„Polska Dziennik Bałtycki“, 21.01.2008, s. 3
Beata Jajkowska
Za krzywdzący Bractwo św. Piusa X i wiernych uczestniczących we mszach w kaplicy w Gdyni Karwinach uznał ks. Karl Stehlin list metropolity gdańskiego abp. Tadeusza Gocłowskiego. Arcybiskup napisał m.in., że bractwo ma charakter schizmatycki, jego działalność pozostaje poza Kościołem, a w ich liturgii nie wolno uczestniczyć pod sankcją karną. List arcybiskupa odczytano 13 stycznia w kościołach archidiecezji gdańskiej. Bractwo św. Piusa X zareagowało w sobotę, organizując w Gdyni konferencję. Przyjechał, zaopatrzony w stos dokumentów, ks. Karl Stehlin, przeor na Europę Wschodnią. – Przykro to mówić, ale abp. Gocłowski głosi swoje teorie wbrew Stolicy Apostolskiej – mówił ks. Stehlin. – Nie jest prawdą, że nie można uczestniczyć w naszych mszach. W komunikacie Papieskiej Komisji Ecclesia Dei z 18 stycznia 2003 r. czytamy: “można wypełnić niedzielny obowiązek, uczestnicząc we mszy odprawianej przez kapłana Bractwa św. Piusa X”. Nie jesteśmy schizmatycką grupą, która burzy jedność Kościoła. Kardynał Dario Castrillon Hoyos, przewodniczący Ecclesia Dei, kilkakrotnie podkreślał, że Bractwo św. Piusa X nie jest schizmatyckie, nie jest ani sektą, ani związkiem wyznaniowym, ani też innym Kościołem.

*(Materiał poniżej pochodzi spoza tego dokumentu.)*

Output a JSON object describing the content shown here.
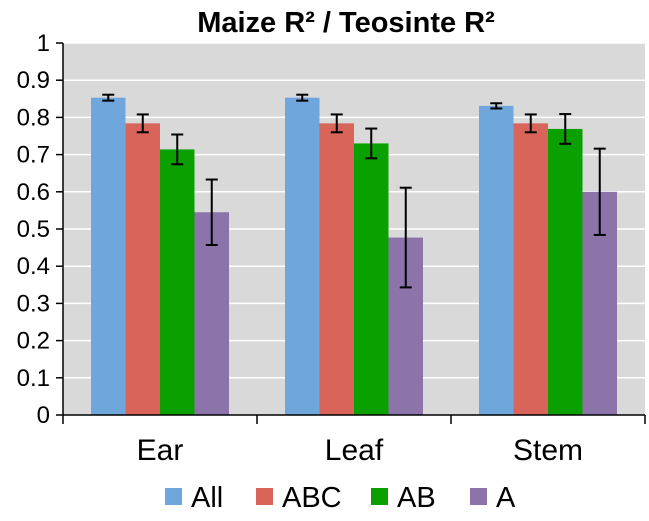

– Bractwo nie jest w jedności z Kościołem i dopóki w niej nie będzie, ja nie będę go akceptował – odpowiada abp. Tadeusz Gocłowski. – Być w jedności to znaczy zaakceptować w pełni Ojca Świętego oraz wszystkie postanowienia II Soboru Watykańskiego. Jeśli ich przedstawiciel spotka się z papieżem i to zadeklaruje, sam pojadę otworzyć przeorat i odprawię pierwszą mszę.
Bractwo św. Piusa, zwane lefebrystami, otworzyło kaplicę w Gdyni w listopadzie ub.r. Na razie dojeżdżający z Warszawy ksiądz odprawia tam msze św. w tzw. rycie trydenckim, czyli takim, w jakim odprawiono je w Polsce przed II Soborem Watykańskim. Odbywają się po łacinie, kapłan stoi tyłem do wiernych. W Polsce bractwo ma 10 kaplic i przeorat. Na świecie działa w 62 krajach i utrzymuje się z darowizn. – Nie podbieramy wiernych parafiom – mówi ks. Stehlin. – Jesteśmy spadkobiercami Kościoła katolickiego, tyle że wierni tradycji i nauce Chrystusa, a nie postanowieniom soboru. Jest nam przykro, że w Tygodniu Jedności Chrześcijan abp Gocłowski rozmawia z prawosławnymi, protestantami czy Żydami, którzy są poza Kościołem, a nas nie zaprosi do dialogu.